Genres, Themes, Actors, and Directors:
- Historical Drama
- Italian Films
- Labor Movements
- Marcello Mastroianni Films
- Workplace Drama
Review:
Nominated for an Oscar for Best Original Screenplay and debuting at the 35th Congress of the Italian Socialist Party, this serio-comedy about disastrous workers’ conditions back before unionization — including 14 hour work days, no accident insurance, unsafe working conditions, and only a half-hour lunch break — tells a sobering yet ultimately uplifting tale of workers coming together to stand up for their rights. We see the harshness of their living and work conditions:

… as well as how intimidating it is to stand up to the dismissive and patronizing bosses at their company:

… and the challenges that arise when a visiting worker in much more dire straits insists he has no choice but to be a scab.

Mastroianni’s role throughout is a crucial one, playing a seemingly meek yet actually headstrong force who knows that he must act with deliberation and relational savvy at all times.

The cinematography, historic sets, and ensemble cast all add to the film’s air of bleak realism, helping us imagine we’re really there during this time.

I was interested to read in J. Hoberman’s essay for Criterion the following about director Mario Monicelli, whose only other film I’ve seen was the featherweight heist caper Big Deal on Madonna Street (1958):
“[He was] the son of a political journalist who moved from socialism to anarcho-syndicalism to fascism (briefly) to antifascism, and who also founded Italy’s first film journal, [and] is best known for his socially aware tragicomedies.
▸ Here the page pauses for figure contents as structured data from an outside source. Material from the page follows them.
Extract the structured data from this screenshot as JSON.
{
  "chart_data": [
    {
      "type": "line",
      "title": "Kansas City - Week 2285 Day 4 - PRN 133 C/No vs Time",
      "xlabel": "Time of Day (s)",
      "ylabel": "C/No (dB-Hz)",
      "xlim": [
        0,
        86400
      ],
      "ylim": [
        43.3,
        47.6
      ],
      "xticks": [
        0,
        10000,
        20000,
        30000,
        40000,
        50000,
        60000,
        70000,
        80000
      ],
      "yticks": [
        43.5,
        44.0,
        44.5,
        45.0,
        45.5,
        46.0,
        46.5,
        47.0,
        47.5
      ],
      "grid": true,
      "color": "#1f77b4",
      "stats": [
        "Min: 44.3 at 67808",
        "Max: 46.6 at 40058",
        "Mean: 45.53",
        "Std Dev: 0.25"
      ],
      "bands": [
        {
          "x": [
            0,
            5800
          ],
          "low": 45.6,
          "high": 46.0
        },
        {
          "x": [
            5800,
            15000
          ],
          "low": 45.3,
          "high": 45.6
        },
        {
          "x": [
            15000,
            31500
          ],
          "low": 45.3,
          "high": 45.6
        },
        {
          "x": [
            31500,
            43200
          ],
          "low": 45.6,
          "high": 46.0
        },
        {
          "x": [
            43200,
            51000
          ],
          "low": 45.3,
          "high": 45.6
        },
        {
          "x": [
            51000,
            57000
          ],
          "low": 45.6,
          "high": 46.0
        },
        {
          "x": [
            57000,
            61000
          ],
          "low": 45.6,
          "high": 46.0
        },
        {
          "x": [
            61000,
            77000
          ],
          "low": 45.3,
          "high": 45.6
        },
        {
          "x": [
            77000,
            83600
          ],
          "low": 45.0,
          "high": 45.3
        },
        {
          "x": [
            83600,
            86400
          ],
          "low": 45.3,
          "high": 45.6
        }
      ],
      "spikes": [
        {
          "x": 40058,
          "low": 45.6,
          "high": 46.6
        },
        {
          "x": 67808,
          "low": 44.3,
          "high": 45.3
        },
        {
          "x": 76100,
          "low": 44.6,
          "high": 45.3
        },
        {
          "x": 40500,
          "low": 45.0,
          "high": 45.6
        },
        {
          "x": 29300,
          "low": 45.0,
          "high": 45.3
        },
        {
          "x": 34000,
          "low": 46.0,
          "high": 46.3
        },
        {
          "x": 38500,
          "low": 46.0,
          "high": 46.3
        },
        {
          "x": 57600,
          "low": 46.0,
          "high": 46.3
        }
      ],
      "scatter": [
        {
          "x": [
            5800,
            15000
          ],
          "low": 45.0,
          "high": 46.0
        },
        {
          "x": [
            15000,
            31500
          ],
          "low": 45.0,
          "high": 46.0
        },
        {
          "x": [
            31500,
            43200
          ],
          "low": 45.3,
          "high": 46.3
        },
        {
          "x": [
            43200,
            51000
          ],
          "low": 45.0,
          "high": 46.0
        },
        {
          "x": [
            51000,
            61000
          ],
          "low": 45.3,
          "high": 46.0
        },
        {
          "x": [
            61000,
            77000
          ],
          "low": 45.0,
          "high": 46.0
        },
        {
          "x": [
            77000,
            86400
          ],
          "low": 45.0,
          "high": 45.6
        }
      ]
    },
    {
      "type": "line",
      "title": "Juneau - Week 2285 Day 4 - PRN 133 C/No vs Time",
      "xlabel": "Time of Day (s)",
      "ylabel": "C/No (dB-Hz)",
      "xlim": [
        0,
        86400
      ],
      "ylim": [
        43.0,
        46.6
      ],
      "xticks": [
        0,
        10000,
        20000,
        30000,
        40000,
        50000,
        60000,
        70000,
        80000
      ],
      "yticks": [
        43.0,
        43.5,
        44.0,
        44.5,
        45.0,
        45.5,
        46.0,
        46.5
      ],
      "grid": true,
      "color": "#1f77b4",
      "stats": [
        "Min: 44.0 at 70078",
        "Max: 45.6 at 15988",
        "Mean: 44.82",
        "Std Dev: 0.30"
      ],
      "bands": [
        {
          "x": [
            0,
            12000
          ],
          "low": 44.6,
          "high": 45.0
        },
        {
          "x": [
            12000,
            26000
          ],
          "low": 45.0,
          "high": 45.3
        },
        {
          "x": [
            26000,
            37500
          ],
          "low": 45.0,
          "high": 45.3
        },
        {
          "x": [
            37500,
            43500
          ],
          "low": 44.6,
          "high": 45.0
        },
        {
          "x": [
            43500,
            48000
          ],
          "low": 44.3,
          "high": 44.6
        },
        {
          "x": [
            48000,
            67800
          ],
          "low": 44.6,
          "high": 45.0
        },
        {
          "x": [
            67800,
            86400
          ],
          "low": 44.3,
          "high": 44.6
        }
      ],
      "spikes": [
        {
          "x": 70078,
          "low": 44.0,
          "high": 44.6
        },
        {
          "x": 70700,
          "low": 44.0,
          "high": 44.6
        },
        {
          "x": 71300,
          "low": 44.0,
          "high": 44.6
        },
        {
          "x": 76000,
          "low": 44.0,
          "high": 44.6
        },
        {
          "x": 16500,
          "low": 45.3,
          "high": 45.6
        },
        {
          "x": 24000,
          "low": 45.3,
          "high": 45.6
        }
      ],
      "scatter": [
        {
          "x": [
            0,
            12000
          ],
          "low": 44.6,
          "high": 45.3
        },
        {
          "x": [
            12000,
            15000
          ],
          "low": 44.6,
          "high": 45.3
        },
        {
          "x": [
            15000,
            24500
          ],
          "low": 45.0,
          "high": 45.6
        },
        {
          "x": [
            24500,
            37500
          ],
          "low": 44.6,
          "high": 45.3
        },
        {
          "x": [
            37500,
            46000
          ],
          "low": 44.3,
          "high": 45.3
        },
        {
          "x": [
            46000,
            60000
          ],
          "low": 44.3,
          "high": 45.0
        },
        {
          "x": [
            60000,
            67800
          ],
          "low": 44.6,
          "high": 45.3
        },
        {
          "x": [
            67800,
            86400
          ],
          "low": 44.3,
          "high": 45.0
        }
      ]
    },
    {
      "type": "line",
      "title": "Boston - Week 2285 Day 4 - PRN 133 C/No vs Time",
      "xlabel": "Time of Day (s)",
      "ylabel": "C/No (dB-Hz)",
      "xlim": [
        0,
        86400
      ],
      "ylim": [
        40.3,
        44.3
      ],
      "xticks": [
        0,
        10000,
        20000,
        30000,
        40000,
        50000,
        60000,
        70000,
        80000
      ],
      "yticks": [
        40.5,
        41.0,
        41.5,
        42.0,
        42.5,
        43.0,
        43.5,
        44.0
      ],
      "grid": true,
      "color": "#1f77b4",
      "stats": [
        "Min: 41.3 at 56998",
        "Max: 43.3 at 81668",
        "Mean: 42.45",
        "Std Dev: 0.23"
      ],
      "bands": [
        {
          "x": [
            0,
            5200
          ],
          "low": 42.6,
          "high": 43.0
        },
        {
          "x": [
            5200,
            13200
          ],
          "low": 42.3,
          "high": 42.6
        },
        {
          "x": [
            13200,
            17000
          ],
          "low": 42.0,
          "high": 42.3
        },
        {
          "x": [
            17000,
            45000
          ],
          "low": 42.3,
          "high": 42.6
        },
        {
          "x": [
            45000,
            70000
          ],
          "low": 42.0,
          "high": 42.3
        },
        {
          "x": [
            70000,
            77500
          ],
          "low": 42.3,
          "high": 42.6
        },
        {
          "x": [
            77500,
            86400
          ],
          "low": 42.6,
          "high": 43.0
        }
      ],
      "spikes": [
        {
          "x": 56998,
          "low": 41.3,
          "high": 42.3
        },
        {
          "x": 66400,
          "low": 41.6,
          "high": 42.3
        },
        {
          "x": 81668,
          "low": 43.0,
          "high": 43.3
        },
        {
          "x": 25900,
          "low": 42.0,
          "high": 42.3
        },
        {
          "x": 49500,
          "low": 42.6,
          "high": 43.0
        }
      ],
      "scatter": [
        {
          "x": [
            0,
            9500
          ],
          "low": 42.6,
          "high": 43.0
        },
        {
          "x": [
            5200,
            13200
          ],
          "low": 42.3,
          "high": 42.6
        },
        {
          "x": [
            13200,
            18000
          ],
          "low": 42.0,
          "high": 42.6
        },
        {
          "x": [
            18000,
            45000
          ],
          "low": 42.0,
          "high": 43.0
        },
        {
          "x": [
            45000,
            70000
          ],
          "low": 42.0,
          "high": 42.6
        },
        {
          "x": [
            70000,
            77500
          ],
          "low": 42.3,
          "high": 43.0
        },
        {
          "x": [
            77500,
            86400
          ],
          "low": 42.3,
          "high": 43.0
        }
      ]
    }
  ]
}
Still, his oeuvre is not easily synopsized. He directed some sixty films and wrote or cowrote more than seventy over the course of a career that began in 1935 with a precocious 16 mm feature based… on Ferenc Molnár’s novel The Paul Street Boys and ended seven decades later, when he was ninety-one, with The Roses of the Desert (2006), a comedy about an Italian medical unit sent to Libya in 1940.”
I haven’t seen enough of Monicelli’s titles to say, but I would venture to guess that this remains one of his most potent — and still relevant — outings. It’s well worth a look. Watch for several familiar faces from Italian cinema of the time, including Renato Salvatori:

… and Annie Girardot (both from Rocco and His Brothers).

Notable Performances, Qualities, and Moments:
- Marcello Mastroianni as the Professor

- Fine performances by the ensemble cast

- Excellent use of real-life locales

- Giuseppe Rotunno’s cinematography

Must See?
Yes, as a good show on an important topic.